Цикл такого маниакального стремления к чистоте был довольно длителен, хотя все же не настолько навязчив и жесток, как те душевные путы, что прежде лишали его воли к действию. Заключенный в четырех стенах палаты Мэтт был надмирен, как Млечный Путь, и так же, как он, свободен.
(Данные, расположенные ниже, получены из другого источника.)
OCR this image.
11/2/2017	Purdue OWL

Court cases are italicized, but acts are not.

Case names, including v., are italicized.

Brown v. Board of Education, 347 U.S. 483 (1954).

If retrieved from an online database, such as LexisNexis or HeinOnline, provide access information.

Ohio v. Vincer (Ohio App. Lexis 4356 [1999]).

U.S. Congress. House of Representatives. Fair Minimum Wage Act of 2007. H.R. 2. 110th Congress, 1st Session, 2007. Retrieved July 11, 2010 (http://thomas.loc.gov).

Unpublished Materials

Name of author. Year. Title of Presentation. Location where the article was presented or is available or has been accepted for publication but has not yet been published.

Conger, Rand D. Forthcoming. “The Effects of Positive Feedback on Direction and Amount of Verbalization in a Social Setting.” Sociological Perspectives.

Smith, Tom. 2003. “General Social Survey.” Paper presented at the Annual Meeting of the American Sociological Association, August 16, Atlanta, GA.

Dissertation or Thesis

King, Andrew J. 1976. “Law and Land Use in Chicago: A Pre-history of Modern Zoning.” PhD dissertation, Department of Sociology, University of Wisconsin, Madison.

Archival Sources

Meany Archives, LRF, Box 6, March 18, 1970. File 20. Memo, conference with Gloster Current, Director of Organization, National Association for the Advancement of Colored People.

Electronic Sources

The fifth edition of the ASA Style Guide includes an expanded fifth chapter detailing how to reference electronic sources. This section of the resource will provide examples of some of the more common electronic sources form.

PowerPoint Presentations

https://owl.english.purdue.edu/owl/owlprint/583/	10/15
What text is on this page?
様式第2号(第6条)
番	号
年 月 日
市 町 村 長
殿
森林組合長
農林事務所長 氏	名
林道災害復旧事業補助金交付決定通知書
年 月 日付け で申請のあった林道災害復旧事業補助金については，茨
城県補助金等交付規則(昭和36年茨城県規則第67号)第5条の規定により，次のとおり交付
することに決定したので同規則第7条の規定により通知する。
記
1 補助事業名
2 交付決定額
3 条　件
Иногда Мэтта целиком захватывала какая-нибудь проблема или идея, и всю следующую неделю он старался ее решить, прежде чем им овладеет другая, и в подобных случаях Гибби затруднялся решить, является ли подобное состояние болезненным или же Мэтт таким образом пытается заставить себя не думать и не вспоминать о прошлом. Если судить по большому счету, то есть с точки зрения универсума, то какая, в конечном счете, разница? Но на всем протяжении цикла Мэтт мало ел и совсем не спал. Наконец он совершенно обессилел от истощения и заснул, а когда проснулся, то уже ни о чем не думал, кроме еды, и заказал жареные креветки, кукурузные хлопья, картофель фри по-французски и сладкий чай, фирменный кларковский напиток. Поднос со всеми этими яствами Гибби собственноручно принес ему в постель… Так складывалась в лечебнице жизнь Мэтта, и, насколько можно было судить, она обещала, что его душевное состояние может измениться к лучшему. Доводы в пользу этого диагноза были исключительно практические. Разобрав на части автомобильный мотор, карбюратор, дверной замок, компьютер, велосипед, револьвер, генератор, компрессор, вентилятор или еще что-нибудь в том же роде, состоящее из множества деталей, он самостоятельно находил путь к исцелению, снова соединяя разобщенные части в нечто нужное и полезное. За несколько минут, или за день, или за неделю он мог разобрать цельный предмет на мельчайшие детали и все их разложить на полу палаты без всякого порядка, а потом только он, единственный, мог в этом беспорядке разобраться и обнаружить некую систему в хаосе. Затратив еще час, или день, или неделю, Мэтт снова превращал хаос в порядок, возвращая вещи ее предназначение и заставляя ее действовать.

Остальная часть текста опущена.